Comparisons are frequently being drawn to the Soviets' humiliating defeat in their decade-long war against mujahideen fighters in 1989. Afterwards, Moscow continued to prop up the communist government of Mohammad Najibullah.
But when the Soviet Union collapsed two years later, the aid vanished, Najibullah was ousted in 1992 and civil war engulfed Afghanistan.
"The Najibullah regime collapsed not because of military defeat but because the Russians stopped financial support," Britain's development secretary Andrew Mitchell told reporters in Kabul this week.
"We need to learn many many lessons from the past including that one."
Some Afghans say their country has become too reliant on the West.

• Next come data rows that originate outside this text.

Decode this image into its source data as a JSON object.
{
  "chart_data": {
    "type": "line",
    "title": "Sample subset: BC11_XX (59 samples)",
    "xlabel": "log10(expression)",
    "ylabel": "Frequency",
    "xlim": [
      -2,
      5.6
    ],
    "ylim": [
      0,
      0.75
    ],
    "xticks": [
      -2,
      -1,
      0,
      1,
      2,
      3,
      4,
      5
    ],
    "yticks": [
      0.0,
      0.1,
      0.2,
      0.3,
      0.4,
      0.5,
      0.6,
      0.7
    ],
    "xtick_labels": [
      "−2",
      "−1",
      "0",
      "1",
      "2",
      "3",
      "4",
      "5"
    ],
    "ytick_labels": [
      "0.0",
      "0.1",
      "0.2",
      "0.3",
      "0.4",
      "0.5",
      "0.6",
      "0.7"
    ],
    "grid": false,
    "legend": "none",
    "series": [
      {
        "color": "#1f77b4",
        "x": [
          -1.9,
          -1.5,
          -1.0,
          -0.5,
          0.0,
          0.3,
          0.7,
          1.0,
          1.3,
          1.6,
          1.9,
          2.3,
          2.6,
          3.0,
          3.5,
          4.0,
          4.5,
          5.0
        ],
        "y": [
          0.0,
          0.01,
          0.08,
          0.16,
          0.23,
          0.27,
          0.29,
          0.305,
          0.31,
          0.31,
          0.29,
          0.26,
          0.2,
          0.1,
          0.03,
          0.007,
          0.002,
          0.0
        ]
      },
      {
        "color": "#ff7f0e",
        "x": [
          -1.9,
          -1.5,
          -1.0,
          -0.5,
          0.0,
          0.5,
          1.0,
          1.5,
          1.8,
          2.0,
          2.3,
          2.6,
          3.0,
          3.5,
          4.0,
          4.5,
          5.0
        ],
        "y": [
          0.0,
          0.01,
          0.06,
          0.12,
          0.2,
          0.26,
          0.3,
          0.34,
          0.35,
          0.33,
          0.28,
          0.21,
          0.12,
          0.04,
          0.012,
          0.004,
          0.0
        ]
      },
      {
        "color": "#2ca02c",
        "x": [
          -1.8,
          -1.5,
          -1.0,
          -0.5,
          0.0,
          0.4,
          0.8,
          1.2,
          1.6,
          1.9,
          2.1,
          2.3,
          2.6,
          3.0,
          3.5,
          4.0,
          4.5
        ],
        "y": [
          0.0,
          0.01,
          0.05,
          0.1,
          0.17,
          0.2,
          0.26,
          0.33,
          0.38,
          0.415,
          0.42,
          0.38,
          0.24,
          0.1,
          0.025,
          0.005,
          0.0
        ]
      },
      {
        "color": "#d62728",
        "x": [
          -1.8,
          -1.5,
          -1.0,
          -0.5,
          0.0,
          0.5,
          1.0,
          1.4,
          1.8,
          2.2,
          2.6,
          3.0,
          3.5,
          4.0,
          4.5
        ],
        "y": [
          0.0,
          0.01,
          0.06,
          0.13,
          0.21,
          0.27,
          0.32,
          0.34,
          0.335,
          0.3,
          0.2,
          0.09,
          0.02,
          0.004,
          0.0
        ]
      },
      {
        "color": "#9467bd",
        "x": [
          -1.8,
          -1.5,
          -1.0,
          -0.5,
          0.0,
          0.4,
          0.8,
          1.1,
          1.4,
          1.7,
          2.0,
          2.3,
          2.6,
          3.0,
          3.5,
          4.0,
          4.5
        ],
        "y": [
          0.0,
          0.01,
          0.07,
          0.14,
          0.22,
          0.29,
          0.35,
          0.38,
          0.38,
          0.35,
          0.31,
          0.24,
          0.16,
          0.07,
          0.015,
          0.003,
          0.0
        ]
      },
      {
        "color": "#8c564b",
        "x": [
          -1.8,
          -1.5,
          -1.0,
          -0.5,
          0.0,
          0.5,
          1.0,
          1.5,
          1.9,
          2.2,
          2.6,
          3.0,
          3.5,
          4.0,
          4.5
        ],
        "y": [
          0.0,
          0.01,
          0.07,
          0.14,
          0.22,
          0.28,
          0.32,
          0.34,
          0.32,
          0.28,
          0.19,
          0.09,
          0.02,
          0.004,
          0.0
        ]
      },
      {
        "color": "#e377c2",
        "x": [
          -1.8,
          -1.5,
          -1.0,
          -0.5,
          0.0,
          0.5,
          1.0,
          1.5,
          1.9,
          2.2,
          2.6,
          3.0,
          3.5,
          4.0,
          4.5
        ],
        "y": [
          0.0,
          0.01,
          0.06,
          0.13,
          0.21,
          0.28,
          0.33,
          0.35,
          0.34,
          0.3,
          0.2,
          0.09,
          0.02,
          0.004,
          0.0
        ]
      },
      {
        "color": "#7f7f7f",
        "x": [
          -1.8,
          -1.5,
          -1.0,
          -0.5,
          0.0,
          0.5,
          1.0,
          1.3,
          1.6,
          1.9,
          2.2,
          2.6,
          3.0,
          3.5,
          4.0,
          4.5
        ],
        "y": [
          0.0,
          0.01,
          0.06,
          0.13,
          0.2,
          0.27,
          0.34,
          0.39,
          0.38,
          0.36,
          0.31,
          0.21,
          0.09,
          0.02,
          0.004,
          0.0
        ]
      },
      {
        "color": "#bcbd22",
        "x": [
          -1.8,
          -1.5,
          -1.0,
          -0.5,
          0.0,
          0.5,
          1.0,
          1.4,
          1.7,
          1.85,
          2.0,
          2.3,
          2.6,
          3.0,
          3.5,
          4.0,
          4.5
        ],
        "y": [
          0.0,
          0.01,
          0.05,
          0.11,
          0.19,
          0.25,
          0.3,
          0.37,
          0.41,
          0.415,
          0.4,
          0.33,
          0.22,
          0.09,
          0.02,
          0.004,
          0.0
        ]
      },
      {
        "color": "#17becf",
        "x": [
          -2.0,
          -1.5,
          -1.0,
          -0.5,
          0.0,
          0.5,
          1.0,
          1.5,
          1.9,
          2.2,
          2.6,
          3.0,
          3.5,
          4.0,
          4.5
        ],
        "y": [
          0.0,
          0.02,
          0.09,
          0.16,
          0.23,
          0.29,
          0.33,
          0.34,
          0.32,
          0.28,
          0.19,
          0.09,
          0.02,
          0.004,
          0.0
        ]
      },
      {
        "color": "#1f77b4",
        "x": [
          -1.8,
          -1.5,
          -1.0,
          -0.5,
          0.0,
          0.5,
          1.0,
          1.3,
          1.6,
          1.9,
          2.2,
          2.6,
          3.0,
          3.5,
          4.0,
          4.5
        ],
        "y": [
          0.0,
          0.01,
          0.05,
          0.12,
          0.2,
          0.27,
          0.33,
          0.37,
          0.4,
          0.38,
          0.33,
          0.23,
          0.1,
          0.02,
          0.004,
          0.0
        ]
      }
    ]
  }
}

With the World Bank predicting aid in 2025 will be around 10 percent of previous levels, Afghanistan must become more self-sufficient.
"Not becoming self-sufficient has been a mistake of the past 10 years," Economy Minister Abdul Hadi Arghandiwal told Reuters, rare criticism of how aid has been managed while U.S.-led NATO troops and Afghan forces battle a resilient Taliban.
"HELP EACH OTHER"
For Afghanistan to one day stand on its own two feet, donors hope this weekend's Tokyo conference will win guarantees from Kabul to tackle corruption and ensure accountability.
Transparency International ranks Afghanistan as one of the world's most corrupt nations and despite President Hamid Karzai's recent campaign to tackle graft within government, a high-level corruption case is yet to be prosecuted.
Until these issues are tackled, Afghan NGOs will have to learn to fend for themselves.
"We all know that foreign funding will go down from 2014. NGOs can't sit around and wait for that day to come, we have to act," said Gulsom Satarzai, executive director of women's educational charity AWSE, which turned to light bulb making when its American donors pulled out.
After losing support from Washington's overseas development wing USAID as they cut spending, Sawash at Kabul Orthopaedic Organisation slashed her staff from 50 to 30, and looked for ways to fund the clinic herself.
As she spoke, men with prosthetic limbs molded muddy slabs into peat logs which are then sold to an array of customers, including NATO, to fuel stoves during the bitterly cold winter.
"We can't think that when the foreigners close their doors, we will shut ours too," Sawash says. "We need to have the independence to help each other."